Sydney seems to be a fairly healthy place, and Sydneysiders a fairly active bunch. But exactly how healthy are NSW women?
The report looked at common health risk factors, top causes of death, mental health, and the disparity between Aboriginal and non-Aboriginal women. Let's look at the data.
Common health risk factors in NSW women
Almost 90% of women in NSW aren't eating enough vegetables, while close to half are shunning fruit.
The report also found that just under 50% of women are overweight or obese, and don't get enough exercise.
"We need more of a focus on how we can change the conditions to make it easier for people to eat healthy food and be active," said Jo Mitchell, executive director for the NSW government's Centre for Population Health.
"A small weight loss can make a big difference so it's worth pursuing those small changes.
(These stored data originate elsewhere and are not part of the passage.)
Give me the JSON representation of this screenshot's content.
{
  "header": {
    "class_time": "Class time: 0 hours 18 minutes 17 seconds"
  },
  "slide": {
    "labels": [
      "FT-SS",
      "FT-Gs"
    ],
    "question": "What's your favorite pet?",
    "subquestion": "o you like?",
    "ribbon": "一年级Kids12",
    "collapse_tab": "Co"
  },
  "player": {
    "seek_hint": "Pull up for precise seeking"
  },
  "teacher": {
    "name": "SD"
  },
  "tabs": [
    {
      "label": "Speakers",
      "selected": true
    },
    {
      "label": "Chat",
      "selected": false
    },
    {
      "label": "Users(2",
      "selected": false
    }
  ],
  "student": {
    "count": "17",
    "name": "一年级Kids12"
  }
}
But if we're able to work with people to prevent unhealthy weight gain in the first place, that's going to be an easier approach."
Cancer still our biggest killer
The top five causes of death for NSW women are:
- Cancer (leading cause for women aged 45-74)
- Cardiovascular diseases (leading cause for women aged over 75)
- Respiratory diseases
- Mental and behaviour disorders
- Injury and poisoning (leading cause for women aged 25-44)
Breast cancer was the most common cancer, while melanoma was the second most common.
Mental health and indigenous health
Alarmingly, the report found more than one in five young women experiences high to very high psychological distress - with a higher rate among women outside the city and those with English as a second language.
It also revealed that Aboriginal women have difficulty accessing health services and resources.